En ce qui concerne enfin l’adjonction de l’extension de premier niveau “.com”, la Commission administrative rappelle qu’il a également été établi dans plusieurs décisions UDRP que les extensions de premier niveau ne sont pas un élément distinctif pris en considération lors de l’évaluation du risque de confusion entre la marque du Requérant et le nom de domaine litigieux. Voir la section 1.11 de la Synthèse de l’OMPI, version 3.0.
En conséquence, la Commission administrative conclut que le nom de domaine litigieux est semblable au point de prêter à confusion avec la marque du Requérant au sens du paragraphe 4(a)(i) des Principes directeurs.
B. Droits ou intérêts légitimes
Conformément au paragraphe 4(a)(ii) des Principes directeurs, le Requérant doit être en mesure de prouver l’absence de droits ou intérêts légitimes du Défendeur sur le nom de domaine litigieux. Dans la mesure où il peut être parfois difficile d’apporter une preuve négative, il est généralement admis que le Requérant doit établir prima facie que le Défendeur n’a pas de droits ni d’intérêts légitimes sur le nom de domaine litigieux. Il incombe ensuite au Défendeur de renverser cette présomption et, s’il n’y parvient pas, le Requérant est présumé avoir satisfait aux exigences posées par le paragraphe 4(a)(ii) des Principes directeurs. Voir la section 2.1 de la Synthèse de l’OMPI, version 3.0.
En l’espèce, la Commission administrative constate que le Requérant a établi que le Défendeur n’a ni droit, ni intérêt légitime sur le nom de domaine litigieux. En effet, le Requérant n’a pas autorisé le Défendeur ni à utiliser sa marque BOUYGUES CONSTRUCTION ni à enregistrer un nom de domaine similaire à cette marque, le nom de domaine litigieux n’est pas utilisé par le Défendeur en relation avec une offre de bonne foi de produits ou de services, pas plus qu’il n’en fait un usage non commercial légitime ou loyal, et le Défendeur n’est pas généralement connu sous le nom de domaine litigieux.
Le Défendeur, n’ayant pas répondu à la plainte du Requérant, n’a apporté aucun élément pour démontrer un droit ou à tout le moins un intérêt légitime sur le nom de domaine litigieux.
En outre, la Commission relève que l’utilisation par le Défendeur d’une adresse électronique, c’est-à-dire « [...]@ fr-bouyguesconstructions.com », se faisant passer pour un prétendu employé du Requérant afin de contacter un client du Requérant pour mener un plan d’escroquerie, ne peut pas être considéré un usage légitime non commercial ou loyal du nom de domaine litigieux et ne peut prétendre à une offre de bonne foi de produits ou de services. Voir la section 2.13.1 de la Synthèse de l’OMPI, version 3.0.

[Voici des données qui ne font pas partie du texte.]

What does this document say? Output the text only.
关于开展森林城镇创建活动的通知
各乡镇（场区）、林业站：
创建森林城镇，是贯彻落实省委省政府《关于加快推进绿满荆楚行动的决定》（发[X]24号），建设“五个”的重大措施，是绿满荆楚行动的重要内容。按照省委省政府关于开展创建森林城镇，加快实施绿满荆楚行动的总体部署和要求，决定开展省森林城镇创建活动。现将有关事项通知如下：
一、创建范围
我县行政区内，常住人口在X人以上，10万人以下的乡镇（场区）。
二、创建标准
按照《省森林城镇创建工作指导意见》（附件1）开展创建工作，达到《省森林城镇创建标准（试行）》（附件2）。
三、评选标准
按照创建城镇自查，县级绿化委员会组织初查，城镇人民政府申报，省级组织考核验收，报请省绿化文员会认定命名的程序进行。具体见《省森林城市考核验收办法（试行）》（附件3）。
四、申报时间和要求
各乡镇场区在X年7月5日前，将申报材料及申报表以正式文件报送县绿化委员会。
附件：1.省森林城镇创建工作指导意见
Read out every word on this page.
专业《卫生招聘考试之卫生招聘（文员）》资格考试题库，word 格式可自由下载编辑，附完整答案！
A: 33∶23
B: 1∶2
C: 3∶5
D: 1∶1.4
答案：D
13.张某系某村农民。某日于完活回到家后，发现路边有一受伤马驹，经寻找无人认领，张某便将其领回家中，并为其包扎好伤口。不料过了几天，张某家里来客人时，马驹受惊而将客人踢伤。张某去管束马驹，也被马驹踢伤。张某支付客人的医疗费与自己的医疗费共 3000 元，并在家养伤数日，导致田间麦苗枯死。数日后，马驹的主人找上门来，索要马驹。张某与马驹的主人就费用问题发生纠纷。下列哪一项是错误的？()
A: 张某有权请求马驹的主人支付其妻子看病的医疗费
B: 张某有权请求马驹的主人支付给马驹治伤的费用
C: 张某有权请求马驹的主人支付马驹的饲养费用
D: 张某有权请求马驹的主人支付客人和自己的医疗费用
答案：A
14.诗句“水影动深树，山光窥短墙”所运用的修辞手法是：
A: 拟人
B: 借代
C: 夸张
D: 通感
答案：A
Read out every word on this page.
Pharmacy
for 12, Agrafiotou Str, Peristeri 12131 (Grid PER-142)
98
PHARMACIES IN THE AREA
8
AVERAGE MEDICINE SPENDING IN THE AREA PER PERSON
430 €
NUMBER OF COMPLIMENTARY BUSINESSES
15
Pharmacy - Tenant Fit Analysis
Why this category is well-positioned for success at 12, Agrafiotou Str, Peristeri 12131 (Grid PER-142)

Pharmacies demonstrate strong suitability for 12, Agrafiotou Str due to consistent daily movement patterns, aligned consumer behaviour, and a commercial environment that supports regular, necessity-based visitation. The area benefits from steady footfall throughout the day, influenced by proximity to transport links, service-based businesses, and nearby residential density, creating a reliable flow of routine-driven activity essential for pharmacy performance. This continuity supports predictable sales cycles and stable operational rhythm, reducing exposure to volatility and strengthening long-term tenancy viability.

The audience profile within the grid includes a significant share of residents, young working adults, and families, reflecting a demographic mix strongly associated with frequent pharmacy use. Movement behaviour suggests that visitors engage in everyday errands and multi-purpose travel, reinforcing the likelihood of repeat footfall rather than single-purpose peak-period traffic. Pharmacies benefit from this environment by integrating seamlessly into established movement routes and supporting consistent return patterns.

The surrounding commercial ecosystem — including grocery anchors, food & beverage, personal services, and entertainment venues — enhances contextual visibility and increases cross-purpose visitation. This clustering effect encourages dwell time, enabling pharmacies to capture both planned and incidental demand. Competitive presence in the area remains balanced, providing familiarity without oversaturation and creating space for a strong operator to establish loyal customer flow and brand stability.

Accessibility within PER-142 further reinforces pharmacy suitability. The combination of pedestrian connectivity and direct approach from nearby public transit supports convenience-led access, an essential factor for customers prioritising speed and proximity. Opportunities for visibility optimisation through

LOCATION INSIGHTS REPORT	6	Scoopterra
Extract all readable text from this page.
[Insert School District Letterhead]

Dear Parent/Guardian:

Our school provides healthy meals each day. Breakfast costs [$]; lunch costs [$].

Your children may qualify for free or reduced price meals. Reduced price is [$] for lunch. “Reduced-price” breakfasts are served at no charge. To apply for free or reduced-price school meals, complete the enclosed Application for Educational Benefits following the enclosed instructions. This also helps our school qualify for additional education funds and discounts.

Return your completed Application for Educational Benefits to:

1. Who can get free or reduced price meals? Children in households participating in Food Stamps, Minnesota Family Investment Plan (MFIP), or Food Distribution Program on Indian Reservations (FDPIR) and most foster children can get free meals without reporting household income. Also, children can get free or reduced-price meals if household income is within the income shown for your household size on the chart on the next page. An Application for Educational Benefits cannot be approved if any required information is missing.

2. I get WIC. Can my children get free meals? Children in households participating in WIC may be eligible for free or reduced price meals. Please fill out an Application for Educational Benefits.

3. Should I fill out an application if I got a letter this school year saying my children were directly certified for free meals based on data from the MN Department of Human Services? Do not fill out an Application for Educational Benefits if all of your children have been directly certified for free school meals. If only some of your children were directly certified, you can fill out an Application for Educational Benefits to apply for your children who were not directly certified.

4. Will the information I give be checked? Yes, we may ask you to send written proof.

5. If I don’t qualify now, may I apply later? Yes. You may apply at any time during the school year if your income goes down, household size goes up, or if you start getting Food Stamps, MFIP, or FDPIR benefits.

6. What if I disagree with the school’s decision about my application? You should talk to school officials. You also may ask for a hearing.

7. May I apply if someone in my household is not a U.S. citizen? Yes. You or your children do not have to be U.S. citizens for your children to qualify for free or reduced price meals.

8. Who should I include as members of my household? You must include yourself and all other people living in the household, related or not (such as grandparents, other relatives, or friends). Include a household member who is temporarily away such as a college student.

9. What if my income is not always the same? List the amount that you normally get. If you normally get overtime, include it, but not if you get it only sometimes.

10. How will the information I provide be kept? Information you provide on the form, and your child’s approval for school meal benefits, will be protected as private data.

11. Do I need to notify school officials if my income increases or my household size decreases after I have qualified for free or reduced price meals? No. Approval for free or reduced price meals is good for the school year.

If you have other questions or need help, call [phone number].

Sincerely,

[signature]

Enfin, la Commission administrative considère que la composition du nom de domaine litigieux comporte un risque d’affiliation implicite. Voir la section 2.5.1 de la Synthèse de l’OMPI, version 3.0.
Au vu de ce qui précède, la Commission administrative considère que la deuxième condition du paragraphe 4(a) des Principes directeurs a été remplie.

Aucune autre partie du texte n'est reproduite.